Premier jour - zazen de 11 heures
"L’esprit
qui observe la vacuité est comme un diamant. Il n’a
pas de couleur propre. Il prend la couleur de son environnement.
Il concentre la lumière mais surtout, il a la capacité
de trancher toute chose. D’où le titre du Sutra
du diamant qualifié d’enseignement de Bouddha
qui a le pouvoir de trancher toutes les illusions, toutes les causes
de souffrance que nous fabriquons nous même par nos attachements,
notre vision limitée.
Cet
enseignement a la forme d’un mondo, d’un dialogue
avec un disciple du Bouddha qui se nomme Subhûti.
Tous les disciples du Bouddha sont autour de lui et Subhûti
se lève, couvre son épaule gauche avec le kesa,
s’incline devant le Bouddha et lui pose sa question
: "C’est absolument merveilleux, combien de bodhisattva,
combien de grands êtres ont été aidés
par le Bouddha, par l’aide la plus élevée. Dites-nous
s’il vous plait comment un disciple qui s’est engagé
dans la voie du bodhisattva, devrait-il pratiquer ? Comment devrait-il
progresser ? Comment devrait-il contrôler ses pensées
?"
Ici,
dans ce dojo, beaucoup d’entre nous avons reçu
l’ordination de bodhisattva. Nous sommes montés
dans ce véhicule de bodhisattva. Bodhisattva
littéralement veut dire, un être d’éveil.

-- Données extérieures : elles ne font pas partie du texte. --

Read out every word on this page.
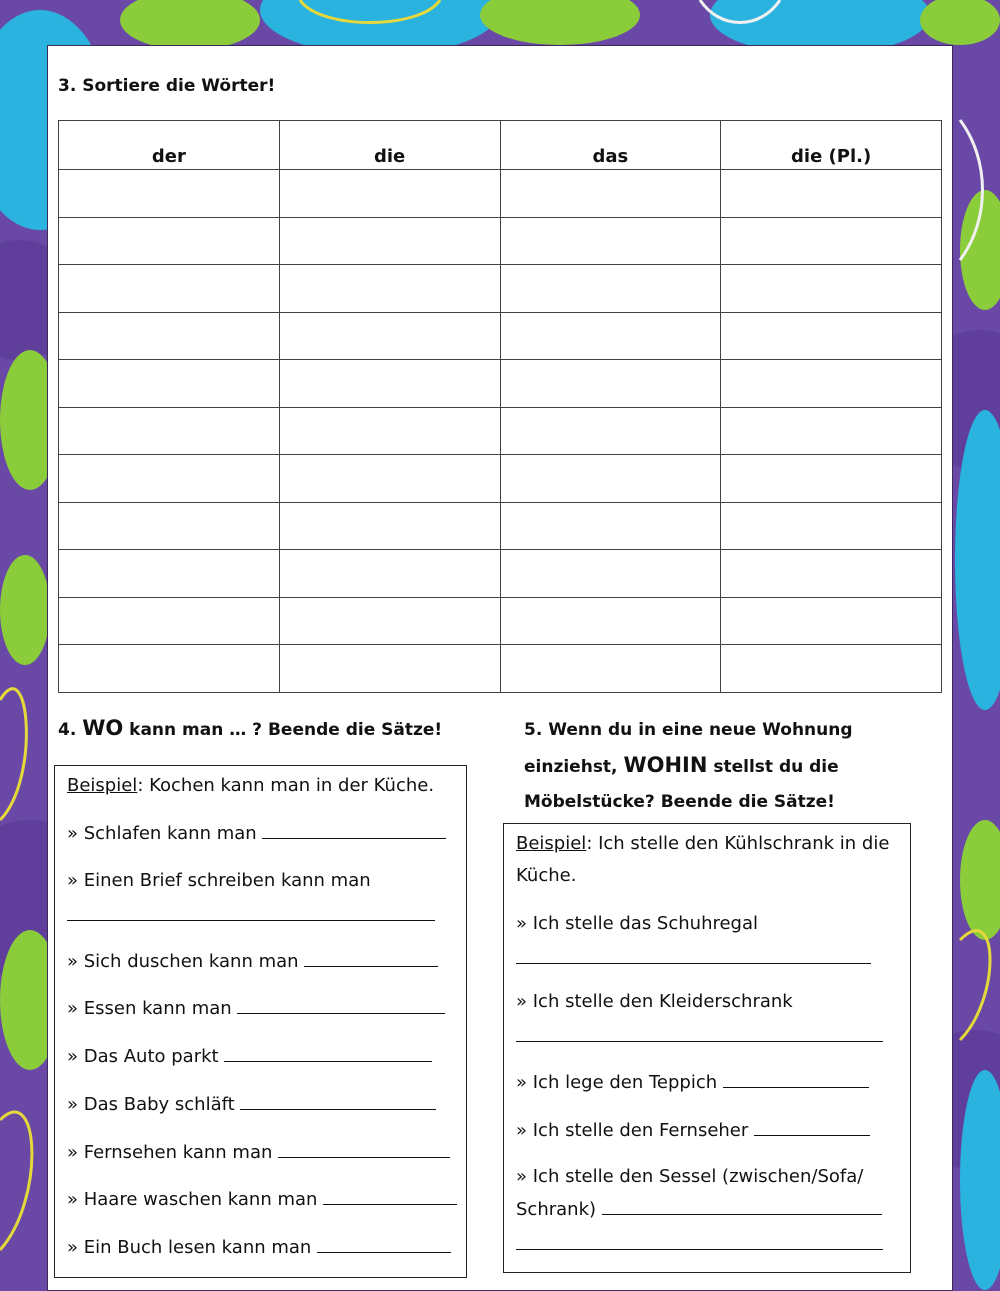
3. Sortiere die Wörter!
der	die	das	die (Pl.)

4. WO kann man … ? Beende die Sätze!
Beispiel: Kochen kann man in der Küche.
» Schlafen kann man
» Einen Brief schreiben kann man
» Sich duschen kann man
» Essen kann man
» Das Auto parkt
» Das Baby schläft
» Fernsehen kann man
» Haare waschen kann man
» Ein Buch lesen kann man
5. Wenn du in eine neue Wohnung
einziehst, WOHIN stellst du die
Möbelstücke? Beende die Sätze!
Beispiel: Ich stelle den Kühlschrank in die
Küche.
» Ich stelle das Schuhregal
» Ich stelle den Kleiderschrank
» Ich lege den Teppich
» Ich stelle den Fernseher
» Ich stelle den Sessel (zwischen/Sofa/
Schrank)
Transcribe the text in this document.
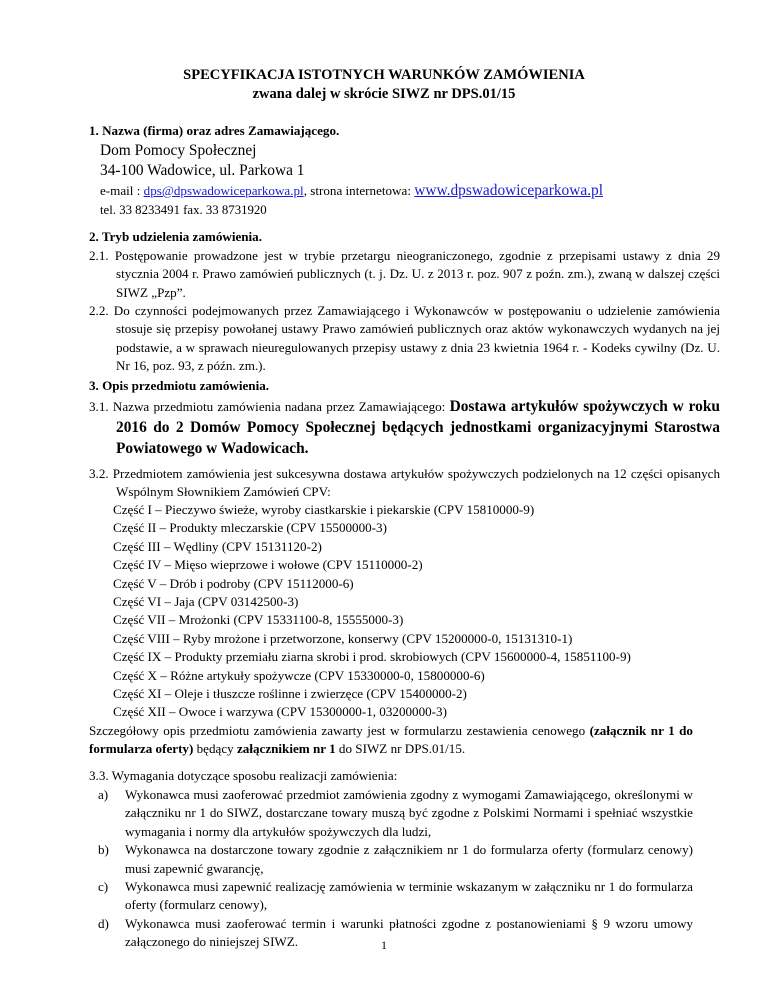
SPECYFIKACJA ISTOTNYCH WARUNKÓW ZAMÓWIENIA
zwana dalej w skrócie SIWZ nr DPS.01/15
1. Nazwa (firma) oraz adres Zamawiającego.
Dom Pomocy Społecznej
34-100 Wadowice, ul. Parkowa 1
e-mail : dps@dpswadowiceparkowa.pl, strona internetowa: www.dpswadowiceparkowa.pl
tel. 33 8233491 fax. 33 8731920
2. Tryb udzielenia zamówienia.
2.1. Postępowanie prowadzone jest w trybie przetargu nieograniczonego, zgodnie z przepisami ustawy z dnia 29 stycznia 2004 r. Prawo zamówień publicznych (t. j. Dz. U. z 2013 r. poz. 907 z poźn. zm.), zwaną w dalszej części SIWZ „Pzp”.
2.2. Do czynności podejmowanych przez Zamawiającego i Wykonawców w postępowaniu o udzielenie zamówienia stosuje się przepisy powołanej ustawy Prawo zamówień publicznych oraz aktów wykonawczych wydanych na jej podstawie, a w sprawach nieuregulowanych przepisy ustawy z dnia 23 kwietnia 1964 r. - Kodeks cywilny (Dz. U. Nr 16, poz. 93, z późn. zm.).
3. Opis przedmiotu zamówienia.
3.1. Nazwa przedmiotu zamówienia nadana przez Zamawiającego: Dostawa artykułów spożywczych w roku 2016 do 2 Domów Pomocy Społecznej będących jednostkami organizacyjnymi Starostwa Powiatowego w Wadowicach.
3.2. Przedmiotem zamówienia jest sukcesywna dostawa artykułów spożywczych podzielonych na 12 części opisanych Wspólnym Słownikiem Zamówień CPV:
Część I – Pieczywo świeże, wyroby ciastkarskie i piekarskie (CPV 15810000-9)
Część II – Produkty mleczarskie (CPV 15500000-3)
Część III – Wędliny (CPV 15131120-2)
Część IV – Mięso wieprzowe i wołowe (CPV 15110000-2)
Część V – Drób i podroby (CPV 15112000-6)
Część VI – Jaja (CPV 03142500-3)
Część VII – Mrożonki (CPV 15331100-8, 15555000-3)
Część VIII – Ryby mrożone i przetworzone, konserwy (CPV 15200000-0, 15131310-1)
Część IX – Produkty przemiału ziarna skrobi i prod. skrobiowych (CPV 15600000-4, 15851100-9)
Część X – Różne artykuły spożywcze (CPV 15330000-0, 15800000-6)
Część XI – Oleje i tłuszcze roślinne i zwierzęce (CPV 15400000-2)
Część XII – Owoce i warzywa (CPV 15300000-1, 03200000-3)
Szczegółowy opis przedmiotu zamówienia zawarty jest w formularzu zestawienia cenowego (załącznik nr 1 do formularza oferty) będący załącznikiem nr 1 do SIWZ nr DPS.01/15.
3.3. Wymagania dotyczące sposobu realizacji zamówienia:
a) Wykonawca musi zaoferować przedmiot zamówienia zgodny z wymogami Zamawiającego, określonymi w załączniku nr 1 do SIWZ, dostarczane towary muszą być zgodne z Polskimi Normami i spełniać wszystkie wymagania i normy dla artykułów spożywczych dla ludzi,
b) Wykonawca na dostarczone towary zgodnie z załącznikiem nr 1 do formularza oferty (formularz cenowy) musi zapewnić gwarancję,
c) Wykonawca musi zapewnić realizację zamówienia w terminie wskazanym w załączniku nr 1 do formularza oferty (formularz cenowy),
d) Wykonawca musi zaoferować termin i warunki płatności zgodne z postanowieniami § 9 wzoru umowy załączonego do niniejszej SIWZ.	1
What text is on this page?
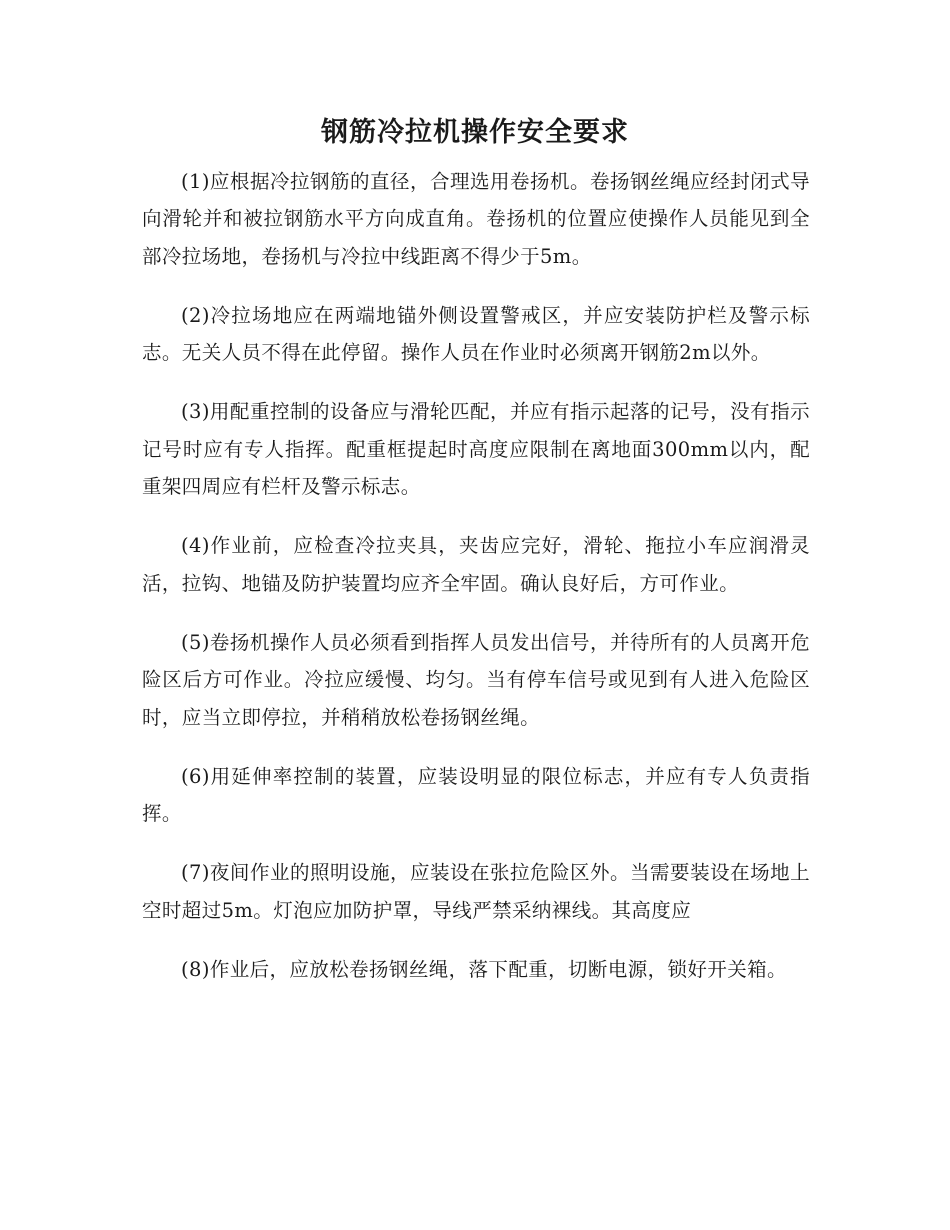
钢筋冷拉机操作安全要求

(1)应根据冷拉钢筋的直径，合理选用卷扬机。卷扬钢丝绳应经封闭式导向滑轮并和被拉钢筋水平方向成直角。卷扬机的位置应使操作人员能见到全部冷拉场地，卷扬机与冷拉中线距离不得少于5m。

(2)冷拉场地应在两端地锚外侧设置警戒区，并应安装防护栏及警示标志。无关人员不得在此停留。操作人员在作业时必须离开钢筋2m以外。

(3)用配重控制的设备应与滑轮匹配，并应有指示起落的记号，没有指示记号时应有专人指挥。配重框提起时高度应限制在离地面300mm以内，配重架四周应有栏杆及警示标志。

(4)作业前，应检查冷拉夹具，夹齿应完好，滑轮、拖拉小车应润滑灵活，拉钩、地锚及防护装置均应齐全牢固。确认良好后，方可作业。

(5)卷扬机操作人员必须看到指挥人员发出信号，并待所有的人员离开危险区后方可作业。冷拉应缓慢、均匀。当有停车信号或见到有人进入危险区时，应当立即停拉，并稍稍放松卷扬钢丝绳。

(6)用延伸率控制的装置，应装设明显的限位标志，并应有专人负责指挥。

(7)夜间作业的照明设施，应装设在张拉危险区外。当需要装设在场地上空时超过5m。灯泡应加防护罩，导线严禁采纳裸线。其高度应

(8)作业后，应放松卷扬钢丝绳，落下配重，切断电源，锁好开关箱。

Le bodhisattva est celui qui fait le vœu de consacrer
toute sa vie, toute son énergie à la réalisation
de l’éveil pour aider les êtres qui souffrent.
Pas pour s’évader du monde mais pour y être utile
au bien être de tous les êtres. C’est pour cela
aussi qu’ils sont appelés de grands êtres : Mahasatva.
Maha veut dire grand, saint, illimité.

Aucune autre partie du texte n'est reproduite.